Most people who spend any time with him don't take the time of the effort to get to know House. Plus he doesn't exactly want people to. You could blame it on Stacy if you want, but I have feeling that it started a long time before that. Best I can figure something happened when he was a kid. Of course he won't talk about any of that stuff so it's impossible to know for sure. Childhood trauma is pretty much the number one cause of mental illness. That's one of the reason that there are so many insane people running around all over the world, but we're not talking about those people, we're talking about House.

I don't know what happened to House to make him the way he is, probably his whole life built up to it. Anyway, what I do know, is that under all the insanity and the snappy, cruel, comebacks, and the bitterness, and the anger—and everything else that people pretend is all there is to him—there is something else. Cameron sees it too, but her mistake was she wanted to try and bring it out, to make him all that. She wanted o fix him. She doesn't understand. He's not broken. He's not perfect, but who the Hell is? I'm not saying that I don't want him to be happy, I do, but at the same time I know I can't force happiness on him.

The door squeaks open and he doesn't even look up. He's sitting there, just sitting there playing game boy, perfectly contended to be at work and not doing any work what so ever. He looked up just long enough to see who it was, and the goes back to his game. I turn and lock the door. Privacy is important, esp. right now.

"Give me a minute," he says. Clearly he didn't see the huge package in my hands. Either that or he assumed someone gave it to me.

"I um—." Suddenly I can't talk. Not at all. I feel like a complete idiot. Come on! I tell myself, just tell him already! "I just thought that—"

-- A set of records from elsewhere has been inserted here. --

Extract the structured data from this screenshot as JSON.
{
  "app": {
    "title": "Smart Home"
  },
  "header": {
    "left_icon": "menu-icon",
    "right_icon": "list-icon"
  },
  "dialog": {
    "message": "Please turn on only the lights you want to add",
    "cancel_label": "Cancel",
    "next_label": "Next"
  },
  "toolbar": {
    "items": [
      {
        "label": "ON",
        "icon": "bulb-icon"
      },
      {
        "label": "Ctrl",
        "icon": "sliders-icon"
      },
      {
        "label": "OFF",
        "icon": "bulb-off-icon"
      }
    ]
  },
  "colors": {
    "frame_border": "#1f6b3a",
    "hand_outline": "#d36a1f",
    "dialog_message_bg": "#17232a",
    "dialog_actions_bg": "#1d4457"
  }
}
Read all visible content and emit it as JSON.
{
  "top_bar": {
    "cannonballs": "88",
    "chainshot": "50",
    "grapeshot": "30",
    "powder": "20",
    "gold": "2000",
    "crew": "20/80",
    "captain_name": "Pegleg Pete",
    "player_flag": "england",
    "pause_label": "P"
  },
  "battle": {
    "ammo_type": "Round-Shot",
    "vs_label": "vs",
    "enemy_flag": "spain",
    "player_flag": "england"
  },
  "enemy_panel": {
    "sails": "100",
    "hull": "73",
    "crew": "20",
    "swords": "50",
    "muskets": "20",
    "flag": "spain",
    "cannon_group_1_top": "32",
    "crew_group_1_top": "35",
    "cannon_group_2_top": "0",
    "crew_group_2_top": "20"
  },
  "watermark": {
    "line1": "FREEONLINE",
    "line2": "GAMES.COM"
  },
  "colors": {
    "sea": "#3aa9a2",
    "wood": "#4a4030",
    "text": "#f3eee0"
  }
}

"Seriously, I've got one life left. If I die because of you, I'm going to be very grumpy." I couldn't help but laugh. God, what would a complete stranger think if they heard that? I wanted to say something like 'but you're always grump,' only my tongue wouldn't let me. "Damnit," he curses the game system and probably me, since I interrupted him from getting the high score. He shuts it off and tosses it aside. Then he loops up at me and clasps his hands in a totally fake but eerily serine gesture.

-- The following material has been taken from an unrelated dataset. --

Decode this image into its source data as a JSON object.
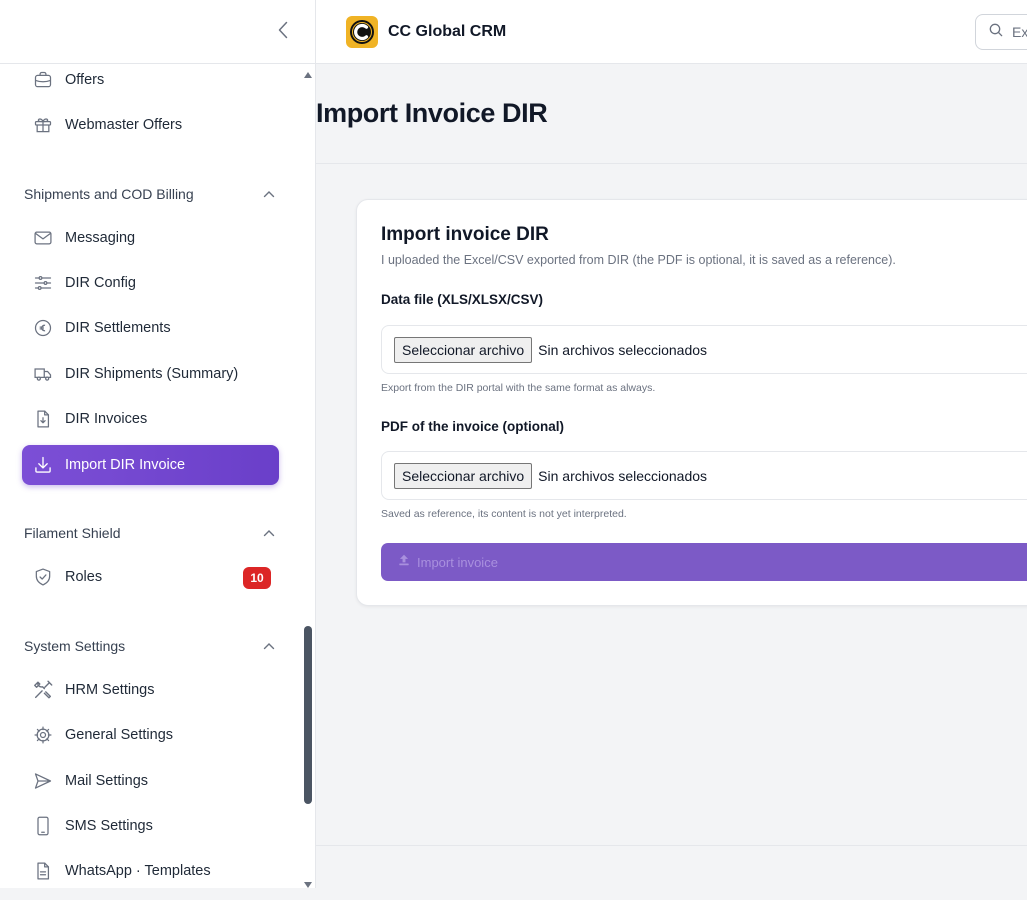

"Here," is about all I can manage to say, putting the brightly wrapped box on the desk in front of him. House looks at the fit, at me, at the fit, again, and me once more. I try to smile try to be coy or something; only I know I just look stupid.

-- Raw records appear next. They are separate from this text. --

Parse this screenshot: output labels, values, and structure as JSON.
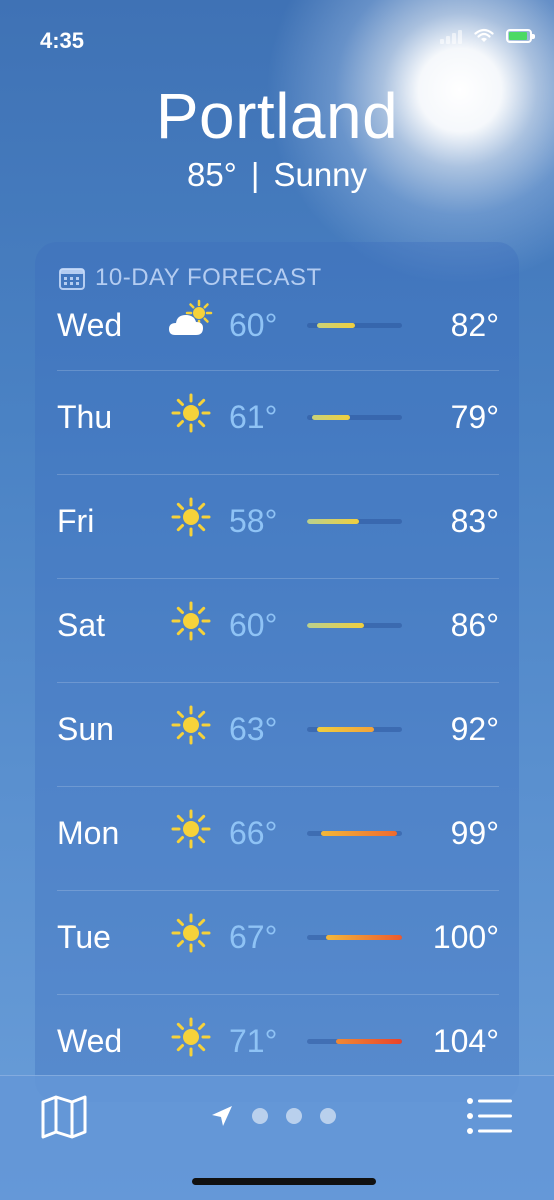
{
  "status_bar": {
    "time": "4:35"
  },
  "location": {
    "city": "Portland",
    "temperature": "85°",
    "separator": "|",
    "condition": "Sunny"
  },
  "forecast": {
    "title": "10-DAY FORECAST",
    "days": [
      {
        "day": "Wed",
        "icon": "partly-cloudy-icon",
        "low": "60°",
        "high": "82°",
        "range_start": 0.1,
        "range_end": 0.5,
        "bar_colors": [
          "#c9d27a",
          "#f0cf3e"
        ]
      },
      {
        "day": "Thu",
        "icon": "sun-icon",
        "low": "61°",
        "high": "79°",
        "range_start": 0.05,
        "range_end": 0.45,
        "bar_colors": [
          "#c9d27a",
          "#f0cf3e"
        ]
      },
      {
        "day": "Fri",
        "icon": "sun-icon",
        "low": "58°",
        "high": "83°",
        "range_start": 0.0,
        "range_end": 0.55,
        "bar_colors": [
          "#b9d08f",
          "#f0cf3e"
        ]
      },
      {
        "day": "Sat",
        "icon": "sun-icon",
        "low": "60°",
        "high": "86°",
        "range_start": 0.0,
        "range_end": 0.6,
        "bar_colors": [
          "#b9d08f",
          "#f0cf3e"
        ]
      },
      {
        "day": "Sun",
        "icon": "sun-icon",
        "low": "63°",
        "high": "92°",
        "range_start": 0.1,
        "range_end": 0.7,
        "bar_colors": [
          "#f0cf3e",
          "#f3a23a"
        ]
      },
      {
        "day": "Mon",
        "icon": "sun-icon",
        "low": "66°",
        "high": "99°",
        "range_start": 0.15,
        "range_end": 0.95,
        "bar_colors": [
          "#f3b83a",
          "#ee6a2e"
        ]
      },
      {
        "day": "Tue",
        "icon": "sun-icon",
        "low": "67°",
        "high": "100°",
        "range_start": 0.2,
        "range_end": 1.0,
        "bar_colors": [
          "#f3b83a",
          "#ee5a2e"
        ]
      },
      {
        "day": "Wed",
        "icon": "sun-icon",
        "low": "71°",
        "high": "104°",
        "range_start": 0.3,
        "range_end": 1.0,
        "bar_colors": [
          "#f08a35",
          "#e8432c"
        ]
      }
    ]
  },
  "bottom_bar": {
    "map_icon": "map-icon",
    "location_icon": "location-arrow-icon",
    "page_dots": 3,
    "list_icon": "list-icon"
  },
  "colors": {
    "background": "#4a82c4",
    "low_temp": "#8fc3f5",
    "sun": "#f6d23a"
  }
}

"What the hell is this," he asks, pushing his chair away slowly, as if the present might reach up and bite him. I put my hand on the bow that's on top, trying to prove that it's safe.

"What do you think," I smirk. I finally get back to my normal self, whatever that is. He moves tentatively towards the box. It's almost funny. He's suspicious of a fucking Christmas present. Although I doubt if anyone's give him one in a long time. Certainly nobody in this hospital. Wilson maybe—no—that would be too weird. Certainly he's not gotten anything since she left him.

"Well ordinarily I'd say that it looks like a Christmas present, but my name is on the card. A bomb maybe? Or what if I open it and a giant pie comes out and hits me in the face. Funny. I like it, now leave." When he puts his hand on mine, by the bow I can see that he really wants to open it. It's hard to believe that nobody else sees this in him.

"If it was a bomb, I'd get as many people to sign the card as possible, that way there's no suspect. Then I'd have someone deliver it, so I wouldn't get blown up too."

"At least, I'm teaching you how to be a good criminal. Seems like all of those cop shows we've been watching are paying off.' I put my hand over his soft. I brush my thumb over his knuckles, hand, and wrist. He takes my hand in both of his. Then he kisses it. "I'm not going to explode?"

"Would I be in the room with you when you opened the thing?"

"Well, you are a bit of a sadist, but I don't think you'd risk getting blown up, just to see it happen to me." He pulls the bow open, tares the paper off, opens the box, looks inside, and laughs.